Embora as condições econômicas da família brasileira não tenham melhorado a ponto de que todos pudéssemos ter realmente o poder de escolha entre o ensino público ou o ensino privado, temos outro aspecto relevante a tratar. De acordo com o Censo Escolar do Inep, uma pesquisa realizada nos anos de 2011 a 2013 nos traz a informação de que o número de alunos matriculados em escolas particulares tem aumentado (um aumento de cerca de 14% no número de matrículas em instituições privadas segundo reportagem publica no site O Globo[4]). Fácil perceber que nossos estudantes estão frequentando cada vez mais as salas de aulas de escolas privadas e isto nos daria um maior contingente de alunos beneficiados pelo estímulo fiscal da dedutibilidade em apresso. Entretanto, o próprio Censo Escolar de 2013 mostra que 82,8% dos alunos matriculados no ensino básico no país são alunos de escolas públicas, enquanto que as escolas particulares são responsáveis apenas por 17,2% do total de matrículas[5]

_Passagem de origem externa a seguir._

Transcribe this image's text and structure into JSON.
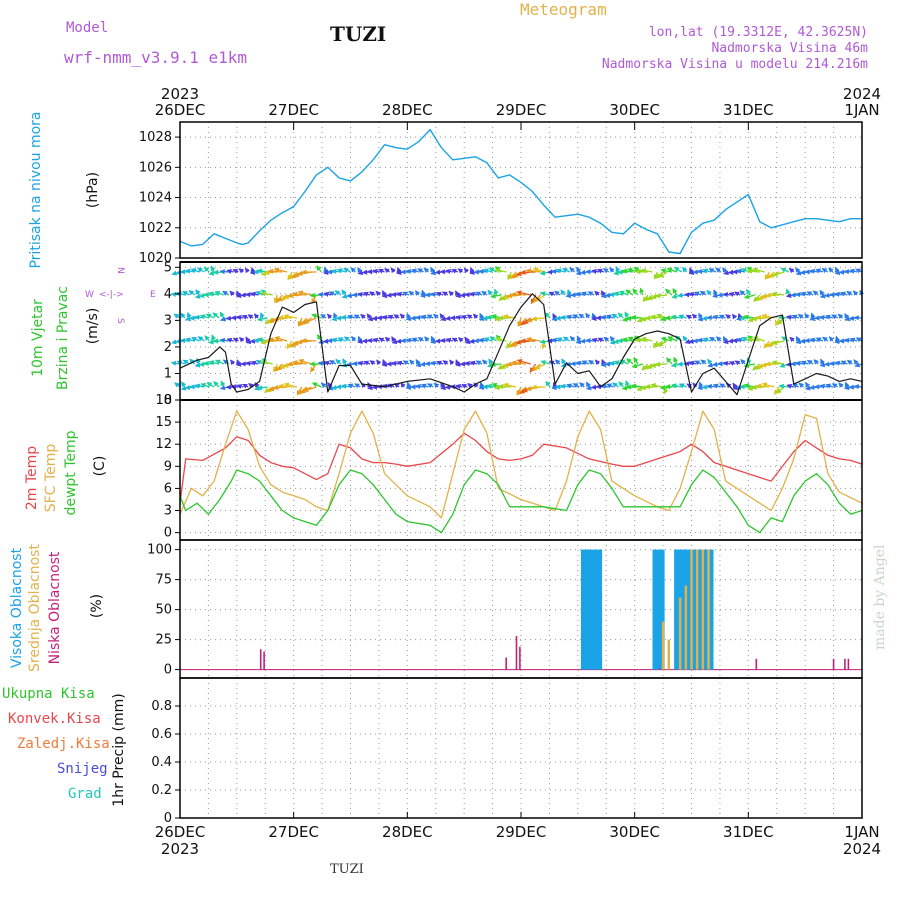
{
  "header": {
    "model_label": "Model",
    "model_name": "wrf-nmm_v3.9.1 e1km",
    "station": "TUZI",
    "meteogram_label": "Meteogram",
    "lonlat": "lon,lat (19.3312E, 42.3625N)",
    "elevation": "Nadmorska Visina 46m",
    "model_elevation": "Nadmorska Visina u modelu 214.216m"
  },
  "footer": {
    "station": "TUZI",
    "credit": "made by Angel"
  },
  "colors": {
    "pressure": "#1aa3e6",
    "temp2m": "#e8474c",
    "sfc": "#e3b14a",
    "dewpoint": "#2ec52e",
    "high_cloud": "#1aa3e6",
    "mid_cloud": "#e3b14a",
    "low_cloud": "#c2217a",
    "model": "#b05ad6"
  },
  "time_axis": {
    "top_years": [
      "2023",
      "2024"
    ],
    "bottom_years": [
      "2023",
      "2024"
    ],
    "days": [
      "26DEC",
      "27DEC",
      "28DEC",
      "29DEC",
      "30DEC",
      "31DEC",
      "1JAN"
    ]
  },
  "panels": {
    "pressure": {
      "ylabel": "Pritisak na nivou mora",
      "unit": "(hPa)",
      "ticks": [
        "1020",
        "1022",
        "1024",
        "1026",
        "1028"
      ]
    },
    "wind": {
      "ylabel_line1": "10m Vjetar",
      "ylabel_line2": "Brzina i Pravac",
      "unit": "(m/s)",
      "ticks": [
        "0",
        "1",
        "2",
        "3",
        "4",
        "5"
      ],
      "compass_n": "N",
      "compass_s": "S",
      "compass_e": "E",
      "compass_w": "W",
      "compass_arrows": "<-|->"
    },
    "temperature": {
      "label_2m": "2m Temp",
      "label_sfc": "SFC Temp",
      "label_dew": "dewpt Temp",
      "unit": "(C)",
      "ticks": [
        "0",
        "3",
        "6",
        "9",
        "12",
        "15",
        "18"
      ]
    },
    "clouds": {
      "label_high": "Visoka Oblacnost",
      "label_mid": "Srednja Oblacnost",
      "label_low": "Niska Oblacnost",
      "unit": "(%)",
      "ticks": [
        "0",
        "25",
        "50",
        "75",
        "100"
      ]
    },
    "precip": {
      "legend": [
        "Ukupna Kisa",
        "Konvek.Kisa",
        "Zaledj.Kisa",
        "Snijeg",
        "Grad"
      ],
      "ylabel": "1hr Precip (mm)",
      "ticks": [
        "0",
        "0.2",
        "0.4",
        "0.6",
        "0.8"
      ]
    }
  },
  "chart_data": [
    {
      "type": "line",
      "title": "",
      "ylabel": "Pritisak na nivou mora (hPa)",
      "ylim": [
        1020,
        1029
      ],
      "x_unit": "days from 26DEC 2023 00UTC",
      "series": [
        {
          "name": "Pritisak na nivou mora",
          "x": [
            0,
            0.1,
            0.2,
            0.3,
            0.4,
            0.5,
            0.55,
            0.6,
            0.7,
            0.8,
            0.9,
            1.0,
            1.1,
            1.2,
            1.3,
            1.4,
            1.5,
            1.6,
            1.7,
            1.8,
            1.9,
            2.0,
            2.1,
            2.2,
            2.3,
            2.4,
            2.5,
            2.6,
            2.7,
            2.8,
            2.9,
            3.0,
            3.1,
            3.2,
            3.3,
            3.4,
            3.5,
            3.6,
            3.7,
            3.8,
            3.9,
            4.0,
            4.1,
            4.2,
            4.3,
            4.4,
            4.5,
            4.55,
            4.6,
            4.7,
            4.8,
            4.9,
            5.0,
            5.1,
            5.2,
            5.3,
            5.4,
            5.5,
            5.6,
            5.7,
            5.8,
            5.9,
            6.0
          ],
          "y": [
            1021.1,
            1020.8,
            1020.9,
            1021.6,
            1021.3,
            1021.0,
            1020.9,
            1021.0,
            1021.8,
            1022.5,
            1023.0,
            1023.4,
            1024.4,
            1025.5,
            1026.0,
            1025.3,
            1025.1,
            1025.7,
            1026.5,
            1027.5,
            1027.3,
            1027.2,
            1027.7,
            1028.5,
            1027.3,
            1026.5,
            1026.6,
            1026.7,
            1026.3,
            1025.3,
            1025.5,
            1025.0,
            1024.4,
            1023.5,
            1022.7,
            1022.8,
            1022.9,
            1022.7,
            1022.3,
            1021.7,
            1021.6,
            1022.3,
            1021.9,
            1021.6,
            1020.4,
            1020.3,
            1021.7,
            1022.0,
            1022.3,
            1022.5,
            1023.2,
            1023.7,
            1024.2,
            1022.4,
            1022.0,
            1022.2,
            1022.4,
            1022.6,
            1022.6,
            1022.5,
            1022.4,
            1022.6,
            1022.6
          ]
        }
      ]
    },
    {
      "type": "line",
      "title": "",
      "ylabel": "10m Vjetar Brzina i Pravac (m/s)",
      "ylim": [
        0,
        5
      ],
      "x_unit": "days from 26DEC 2023 00UTC",
      "series": [
        {
          "name": "",
          "x": [
            0,
            0.15,
            0.25,
            0.35,
            0.4,
            0.45,
            0.5,
            0.6,
            0.7,
            0.8,
            0.9,
            1.0,
            1.1,
            1.2,
            1.3,
            1.4,
            1.5,
            1.6,
            1.8,
            2.0,
            2.2,
            2.4,
            2.5,
            2.6,
            2.7,
            2.8,
            2.9,
            3.0,
            3.1,
            3.2,
            3.3,
            3.4,
            3.5,
            3.6,
            3.7,
            3.8,
            3.9,
            4.0,
            4.1,
            4.2,
            4.3,
            4.4,
            4.5,
            4.6,
            4.7,
            4.8,
            4.9,
            5.0,
            5.1,
            5.2,
            5.3,
            5.4,
            5.5,
            5.6,
            5.7,
            5.8,
            5.9,
            6.0
          ],
          "y": [
            1.2,
            1.5,
            1.6,
            2.0,
            1.8,
            0.6,
            0.3,
            0.4,
            0.7,
            2.5,
            3.5,
            3.3,
            3.6,
            3.7,
            0.3,
            1.3,
            1.3,
            0.6,
            0.5,
            0.7,
            0.8,
            0.5,
            0.3,
            0.6,
            0.8,
            1.8,
            2.8,
            3.5,
            4.0,
            3.6,
            0.6,
            1.4,
            1.0,
            1.1,
            0.5,
            0.8,
            1.6,
            2.3,
            2.5,
            2.6,
            2.5,
            2.3,
            0.3,
            1.0,
            1.2,
            0.7,
            0.2,
            1.5,
            2.8,
            3.1,
            3.2,
            0.6,
            0.8,
            1.0,
            0.9,
            0.7,
            0.8,
            0.7
          ]
        }
      ]
    },
    {
      "type": "line",
      "title": "",
      "ylabel": "(C)",
      "ylim": [
        -1,
        18
      ],
      "x_unit": "days from 26DEC 2023 00UTC",
      "series": [
        {
          "name": "2m Temp",
          "x": [
            0,
            0.05,
            0.2,
            0.4,
            0.5,
            0.6,
            0.7,
            0.8,
            0.9,
            1.0,
            1.1,
            1.2,
            1.3,
            1.4,
            1.5,
            1.6,
            1.7,
            1.8,
            1.9,
            2.0,
            2.2,
            2.4,
            2.5,
            2.6,
            2.7,
            2.8,
            2.9,
            3.0,
            3.1,
            3.2,
            3.4,
            3.6,
            3.8,
            3.9,
            4.0,
            4.2,
            4.4,
            4.5,
            4.6,
            4.7,
            4.8,
            4.9,
            5.0,
            5.2,
            5.4,
            5.5,
            5.6,
            5.7,
            5.8,
            5.9,
            6.0
          ],
          "y": [
            4.0,
            10.0,
            9.8,
            11.5,
            13.0,
            12.5,
            10.5,
            9.5,
            9.0,
            8.8,
            8.0,
            7.2,
            8.0,
            12.0,
            11.5,
            10.0,
            9.5,
            9.5,
            9.3,
            9.0,
            9.5,
            12.0,
            13.5,
            12.5,
            11.0,
            10.0,
            9.8,
            10.0,
            10.5,
            12.0,
            11.5,
            10.0,
            9.3,
            9.0,
            9.0,
            10.0,
            11.0,
            12.0,
            11.0,
            9.5,
            9.0,
            8.5,
            8.0,
            7.0,
            11.0,
            12.5,
            11.5,
            10.5,
            10.0,
            9.8,
            9.3
          ]
        },
        {
          "name": "SFC Temp",
          "x": [
            0,
            0.1,
            0.2,
            0.3,
            0.4,
            0.5,
            0.6,
            0.7,
            0.8,
            0.9,
            1.0,
            1.1,
            1.2,
            1.3,
            1.4,
            1.5,
            1.6,
            1.7,
            1.8,
            2.0,
            2.2,
            2.3,
            2.4,
            2.5,
            2.6,
            2.7,
            2.8,
            3.0,
            3.2,
            3.3,
            3.4,
            3.5,
            3.6,
            3.7,
            3.8,
            4.0,
            4.2,
            4.3,
            4.4,
            4.5,
            4.6,
            4.7,
            4.8,
            5.0,
            5.2,
            5.3,
            5.4,
            5.5,
            5.6,
            5.7,
            5.8,
            6.0
          ],
          "y": [
            2.5,
            6.0,
            5.0,
            7.0,
            12.0,
            16.5,
            14.0,
            9.0,
            6.5,
            5.5,
            5.0,
            4.5,
            3.5,
            3.0,
            8.0,
            13.5,
            16.5,
            13.5,
            8.0,
            5.0,
            3.5,
            2.0,
            8.0,
            14.0,
            16.5,
            13.5,
            6.0,
            4.5,
            3.5,
            3.0,
            7.0,
            13.0,
            16.5,
            14.0,
            7.0,
            5.0,
            3.5,
            3.0,
            6.0,
            11.0,
            16.5,
            14.0,
            7.0,
            5.0,
            3.0,
            6.0,
            10.0,
            16.0,
            15.5,
            8.0,
            5.5,
            4.0
          ]
        },
        {
          "name": "dewpt Temp",
          "x": [
            0,
            0.05,
            0.15,
            0.25,
            0.35,
            0.45,
            0.5,
            0.6,
            0.7,
            0.8,
            0.9,
            1.0,
            1.1,
            1.2,
            1.3,
            1.4,
            1.5,
            1.6,
            1.7,
            1.8,
            1.9,
            2.0,
            2.2,
            2.3,
            2.4,
            2.5,
            2.6,
            2.7,
            2.8,
            2.9,
            3.0,
            3.2,
            3.4,
            3.5,
            3.6,
            3.7,
            3.8,
            3.9,
            4.0,
            4.2,
            4.4,
            4.5,
            4.6,
            4.7,
            4.8,
            4.9,
            5.0,
            5.1,
            5.2,
            5.3,
            5.4,
            5.5,
            5.6,
            5.7,
            5.8,
            5.9,
            6.0
          ],
          "y": [
            5.0,
            3.0,
            4.0,
            2.5,
            4.5,
            7.0,
            8.5,
            8.0,
            7.0,
            5.0,
            3.0,
            2.0,
            1.5,
            1.0,
            3.0,
            6.5,
            8.5,
            8.0,
            6.5,
            4.5,
            2.5,
            1.5,
            1.0,
            0.0,
            2.5,
            6.5,
            8.5,
            8.0,
            6.5,
            3.5,
            3.5,
            3.5,
            3.0,
            6.5,
            8.5,
            8.0,
            6.0,
            3.5,
            3.5,
            3.5,
            3.5,
            6.5,
            8.5,
            7.5,
            5.5,
            3.5,
            1.0,
            0.0,
            2.0,
            1.5,
            5.0,
            7.0,
            8.0,
            6.5,
            4.0,
            2.5,
            3.0
          ]
        }
      ]
    },
    {
      "type": "bar",
      "title": "",
      "ylabel": "(%)",
      "ylim": [
        0,
        100
      ],
      "x_unit": "days from 26DEC 2023 00UTC",
      "series": [
        {
          "name": "Visoka Oblacnost",
          "x": [
            3.54,
            3.56,
            3.58,
            3.6,
            3.62,
            3.64,
            3.66,
            3.68,
            3.7,
            4.17,
            4.19,
            4.21,
            4.23,
            4.25,
            4.36,
            4.38,
            4.4,
            4.42,
            4.44,
            4.46,
            4.48,
            4.5,
            4.52,
            4.54,
            4.56,
            4.58,
            4.6,
            4.62,
            4.64,
            4.66,
            4.68
          ],
          "y": [
            100,
            100,
            100,
            100,
            100,
            100,
            100,
            100,
            100,
            100,
            100,
            100,
            100,
            100,
            100,
            100,
            100,
            100,
            100,
            100,
            100,
            100,
            100,
            100,
            100,
            100,
            100,
            100,
            100,
            100,
            100
          ]
        },
        {
          "name": "Srednja Oblacnost",
          "x": [
            4.25,
            4.3,
            4.4,
            4.45,
            4.5,
            4.55,
            4.6,
            4.65
          ],
          "y": [
            40,
            25,
            60,
            70,
            100,
            100,
            100,
            100
          ]
        },
        {
          "name": "Niska Oblacnost",
          "x": [
            0.71,
            0.74,
            2.87,
            2.96,
            2.99,
            4.22,
            5.07,
            5.75,
            5.85,
            5.88
          ],
          "y": [
            17,
            15,
            10,
            28,
            19,
            1,
            9,
            9,
            9,
            9
          ]
        }
      ]
    },
    {
      "type": "bar",
      "title": "",
      "ylabel": "1hr Precip (mm)",
      "ylim": [
        0,
        1.0
      ],
      "x_unit": "days from 26DEC 2023 00UTC",
      "series": [
        {
          "name": "Ukupna Kisa",
          "x": [],
          "y": []
        },
        {
          "name": "Konvek.Kisa",
          "x": [],
          "y": []
        },
        {
          "name": "Zaledj.Kisa",
          "x": [],
          "y": []
        },
        {
          "name": "Snijeg",
          "x": [],
          "y": []
        },
        {
          "name": "Grad",
          "x": [],
          "y": []
        }
      ]
    }
  ]
}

Enquanto que o fenômeno migratório de alunos para as redes privadas de ensino é uma tendência, a base educacional nacional ainda é pública. Sacrificar a arrecadação tributária em vista de incentivos fiscais com deduções no IR é uma atitude elitista, embora honrada por dar uma importância maior à educação de qualidade. O aumento do montante dedutível beneficiaria apenas uma pequena parcela do contingente discente em detrimento daqueles que utilizam do sistema público de instrução.


Referências Bibliográficas

VIEIRA, Leonardo. Rede pública perde alunos para escolas privadas, segundo Censo. Disponível em <http://oglobo.globo.com/sociedade/educacao/rede-publica-perde-alunos-para-escolas-privadas-segundo-censo-11730917> Acesso em 17 de julho de 2014.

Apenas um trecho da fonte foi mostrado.